According to Business Insider, Facebook’s Director of Engineering Yael Maguire wrote that the company will focus on the “underlying technologies” behind Aquila instead of designing its own aircraft for use in the initiative, and has laid off at least 16 staff involved:
Those drones were being built by Facebook’s Aquila project, a highly-publicized part of its ongoing global connectivity efforts. Now, rather than building so-called HAPS (High Altitude Platform Stations), like the Aquila drone in-house, Facebook will focus on developing the underlying technologies.
“We’ve decided now is the right moment to focus on the next set of engineering and regulatory challenges for HAPS connectivity,” Facebook’s Yael Maguire wrote in a blog post. “This means we will no longer design and build our own aircraft, and, as a result, we’ve closed our facility in Bridgewater.”
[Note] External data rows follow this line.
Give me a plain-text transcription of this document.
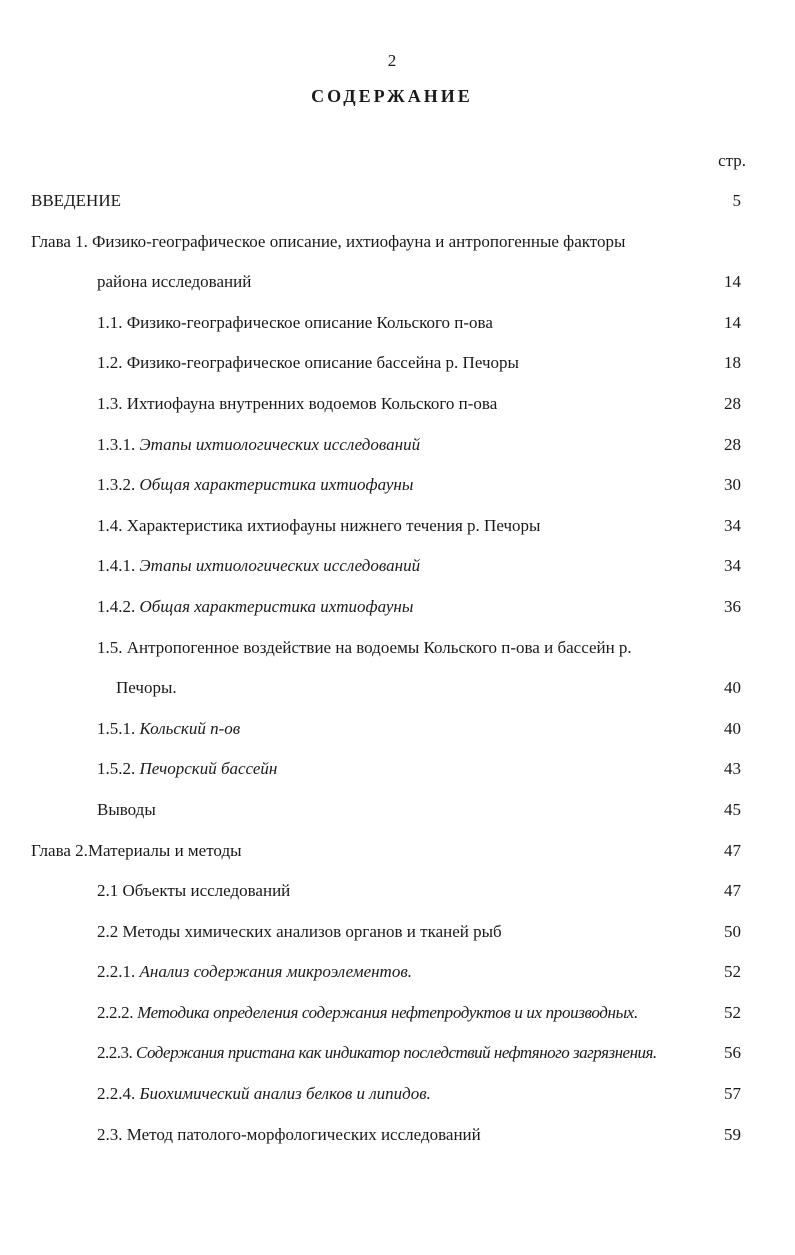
2
СОДЕРЖАНИЕ
стр.
ВВЕДЕНИЕ	5
Глава 1. Физико-географическое описание, ихтиофауна и антропогенные факторы
района исследований	14
1.1. Физико-географическое описание Кольского п-ова	14
1.2. Физико-географическое описание бассейна р. Печоры	18
1.3. Ихтиофауна внутренних водоемов Кольского п-ова	28
1.3.1. Этапы ихтиологических исследований	28
1.3.2. Общая характеристика ихтиофауны	30
1.4. Характеристика ихтиофауны нижнего течения р. Печоры	34
1.4.1. Этапы ихтиологических исследований	34
1.4.2. Общая характеристика ихтиофауны	36
1.5. Антропогенное воздействие на водоемы Кольского п-ова и бассейн р.
Печоры.	40
1.5.1. Кольский п-ов	40
1.5.2. Печорский бассейн	43
Выводы	45
Глава 2.Материалы и методы	47
2.1 Объекты исследований	47
2.2 Методы химических анализов органов и тканей рыб	50
2.2.1. Анализ содержания микроэлементов.	52
2.2.2. Методика определения содержания нефтепродуктов и их производных.	52
2.2.3. Содержания пристана как индикатор последствий нефтяного загрязнения.	56
2.2.4. Биохимический анализ белков и липидов.	57
2.3. Метод патолого-морфологических исследований	59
Aquila was previously reported by Business Insider to have been experiencing significant internal turmoil including the departure of key engineer Andrew Cox, the apparent abandonment of plans to use a next-generation landing system involving kevlar landing pads instead of traditional runways, and a scrapped idea to build a drone base at a New Mexico spaceport. (The first of two publicly known tests of the advanced landing system ended in severe damage to the aircraft, while the second was more successful but still resulted in damage, according to Business Insider.)
As noted by the Verge, Facebook plans on continuing with Aquila by partnering with other companies like Airbus, just not building its own drones for use in the project. In the blog post, Maguire wrote that its engineering initiatives will instead focus on improving the connectivity gear that could eventually be loaded onto the aircraft involved as well as components like “flight control computers and high-density batteries.” Maguire added that it would also be pursuing policy initiatives such “a proposal for 2019 World Radio Conference to get more spectrum for HAPS” and approval from regulators.
Per TechCrunch, critics have questioned whether the Aquila project was thought up in an era where Facebook’s ascendancy had not yet hit significant roadblocks and whether less grandiose plans like “laying fiber or establishing basic infrastructure” were more realistic and could reach more customers.
Aquila was also created as part of Facebook’s Internet.org initiative, which earlier this year Facebook said had connected some 100 million people to the internet—or rather, a heavily restricted, walled-garden version of the internet controlled by Facebook. Internet.org hubs allow users to connect to the internet via the Free Basics app, which the Guardian reported mostly limits users to Western web destinations without extra charges.
While Facebook CEO Mark Zuckerberg has argued some internet access is better than none, the Guardian wrote, without paying additional fees through Free Basics “There are no other social networking sites apart from Facebook and no email provider.”
As Business Insider noted, with the death of its plan to build its own aircraft, the company’s partnerships with aerospace companies like Airbus “will be critically important.”